Если не считать возмутительного храпа, так действующего на нервы юноше, в спальне было относительно тихо, но эта тишина тоже имела свои звуки и запахи. Это может показаться странным и необычным, но Бальдерик, пожалуй, единственный из всех воспитанников интерната знал, как пахнет тьма по ночам, но к своему великому огорчению не знал, как описать это словами - его словарным запасом не занимался никто с тех пор, как тётка-врачиха, когда ему было семь, признала его умственно неполноценным.
И вновь в кабинете директрисы, находящегося на этаж выше его спальни, заиграла музыка; юноша сжался под грязным одеялом как готовая лопнуть пружина, но видение не последовало. Потому что музыка была другая.
Больше всего она походила на танго, и была выдержана в ритме этого страстного танца, но глубокое женское контральто, больше похожее на мужской голос, пело что-то зловеще-торжествующее и явно на русском языке. Грудной и страстный голос певицы вздымался к потолку, разносясь по всему замку гулким эхом; воспитанники спали слишком крепко, чтобы услышать музыку и быть разбуженными ею, и только Бальдерик, лёжа на кровати, с затаённой тревогой ждал сам не зная чего.
Когда торжествующе, злорадно вступил мужской хор, юноша вновь ощутил чьё-то пока незримое присутствие; нет, не чьё-то - он отлично знал, кто скрывается под покровом темноты.

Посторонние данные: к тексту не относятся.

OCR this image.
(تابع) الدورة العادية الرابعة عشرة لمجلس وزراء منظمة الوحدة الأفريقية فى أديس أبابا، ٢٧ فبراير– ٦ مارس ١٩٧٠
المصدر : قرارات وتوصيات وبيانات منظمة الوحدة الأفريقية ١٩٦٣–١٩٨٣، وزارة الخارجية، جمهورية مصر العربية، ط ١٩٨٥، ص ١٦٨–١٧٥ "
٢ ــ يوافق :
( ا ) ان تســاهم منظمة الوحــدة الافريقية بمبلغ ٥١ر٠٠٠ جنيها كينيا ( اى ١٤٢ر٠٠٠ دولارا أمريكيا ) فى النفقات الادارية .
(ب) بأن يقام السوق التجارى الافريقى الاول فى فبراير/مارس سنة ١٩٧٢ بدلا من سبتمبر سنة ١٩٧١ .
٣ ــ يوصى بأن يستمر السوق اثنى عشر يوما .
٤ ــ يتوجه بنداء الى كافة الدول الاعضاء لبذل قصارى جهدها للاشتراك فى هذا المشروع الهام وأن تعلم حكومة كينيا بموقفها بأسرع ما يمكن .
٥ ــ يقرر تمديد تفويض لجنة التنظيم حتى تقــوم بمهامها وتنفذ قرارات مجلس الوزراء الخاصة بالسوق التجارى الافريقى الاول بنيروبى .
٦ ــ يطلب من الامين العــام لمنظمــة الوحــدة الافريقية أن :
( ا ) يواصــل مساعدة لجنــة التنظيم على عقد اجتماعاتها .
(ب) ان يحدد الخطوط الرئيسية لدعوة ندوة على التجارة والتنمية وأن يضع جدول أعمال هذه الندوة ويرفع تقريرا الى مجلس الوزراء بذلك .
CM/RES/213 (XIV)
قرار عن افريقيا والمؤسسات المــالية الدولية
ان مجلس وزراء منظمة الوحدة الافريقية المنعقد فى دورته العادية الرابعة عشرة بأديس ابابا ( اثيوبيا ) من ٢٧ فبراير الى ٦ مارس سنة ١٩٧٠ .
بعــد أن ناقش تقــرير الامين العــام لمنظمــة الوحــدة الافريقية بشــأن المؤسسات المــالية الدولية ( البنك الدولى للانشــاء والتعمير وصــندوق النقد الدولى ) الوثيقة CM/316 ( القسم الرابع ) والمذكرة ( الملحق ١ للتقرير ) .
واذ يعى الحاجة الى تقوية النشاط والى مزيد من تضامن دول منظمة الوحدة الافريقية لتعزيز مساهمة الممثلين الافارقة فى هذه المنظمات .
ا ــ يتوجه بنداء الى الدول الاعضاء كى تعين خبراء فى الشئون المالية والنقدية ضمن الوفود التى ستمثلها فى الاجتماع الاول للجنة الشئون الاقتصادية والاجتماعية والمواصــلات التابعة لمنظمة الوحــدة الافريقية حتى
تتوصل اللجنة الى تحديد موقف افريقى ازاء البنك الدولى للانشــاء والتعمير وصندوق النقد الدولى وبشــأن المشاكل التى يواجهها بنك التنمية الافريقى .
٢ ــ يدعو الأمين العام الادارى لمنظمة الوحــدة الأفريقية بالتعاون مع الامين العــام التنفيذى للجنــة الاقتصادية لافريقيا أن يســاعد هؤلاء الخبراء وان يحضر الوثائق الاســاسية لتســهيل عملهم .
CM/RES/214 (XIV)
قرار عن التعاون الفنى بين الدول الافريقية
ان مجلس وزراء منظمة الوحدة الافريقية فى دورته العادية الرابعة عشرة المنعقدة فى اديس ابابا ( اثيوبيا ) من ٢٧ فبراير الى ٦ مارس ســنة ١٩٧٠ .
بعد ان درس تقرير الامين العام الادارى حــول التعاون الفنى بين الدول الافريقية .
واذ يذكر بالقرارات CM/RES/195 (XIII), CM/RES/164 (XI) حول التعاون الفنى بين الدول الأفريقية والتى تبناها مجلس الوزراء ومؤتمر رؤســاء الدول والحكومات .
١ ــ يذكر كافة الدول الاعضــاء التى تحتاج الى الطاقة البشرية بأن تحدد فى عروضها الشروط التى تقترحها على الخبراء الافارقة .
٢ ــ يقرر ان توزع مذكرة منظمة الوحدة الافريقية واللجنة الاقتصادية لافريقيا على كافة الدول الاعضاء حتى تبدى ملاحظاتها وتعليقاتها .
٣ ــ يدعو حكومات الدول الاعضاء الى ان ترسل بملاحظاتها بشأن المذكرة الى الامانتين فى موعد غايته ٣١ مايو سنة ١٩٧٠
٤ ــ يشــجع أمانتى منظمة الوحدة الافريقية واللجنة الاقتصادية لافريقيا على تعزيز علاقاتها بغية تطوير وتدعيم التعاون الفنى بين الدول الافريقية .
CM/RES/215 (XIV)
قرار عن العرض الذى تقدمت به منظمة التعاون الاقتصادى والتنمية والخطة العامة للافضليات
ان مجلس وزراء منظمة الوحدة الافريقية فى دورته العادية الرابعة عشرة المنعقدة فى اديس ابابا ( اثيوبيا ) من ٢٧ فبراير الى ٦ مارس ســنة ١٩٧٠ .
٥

- Бальдерик! - до боли, до дрожи во всём теле знакомый голос - голос мальчика-подростка, ещё не подвергнувшийся мутации. Юноша вздрогнул и, часто дыша, сел на кровати, глядя в чёрное пространство комнаты.
- Вставай!!!
Там, в сгустившейся у двери темноте, теперь явственно просматривалась невысокая и худая фигурка подростка; кошмар Бальдерика, преследующий его шесть лет подряд и растущий вместе с ним.
- Поднимайся, сейчас же! - властно и звонко звучал мальчишеский голос, отдаваясь затаённой болью страха в каждой клеточке тела Бальдерика, - Я приказываю. Сделай для меня это!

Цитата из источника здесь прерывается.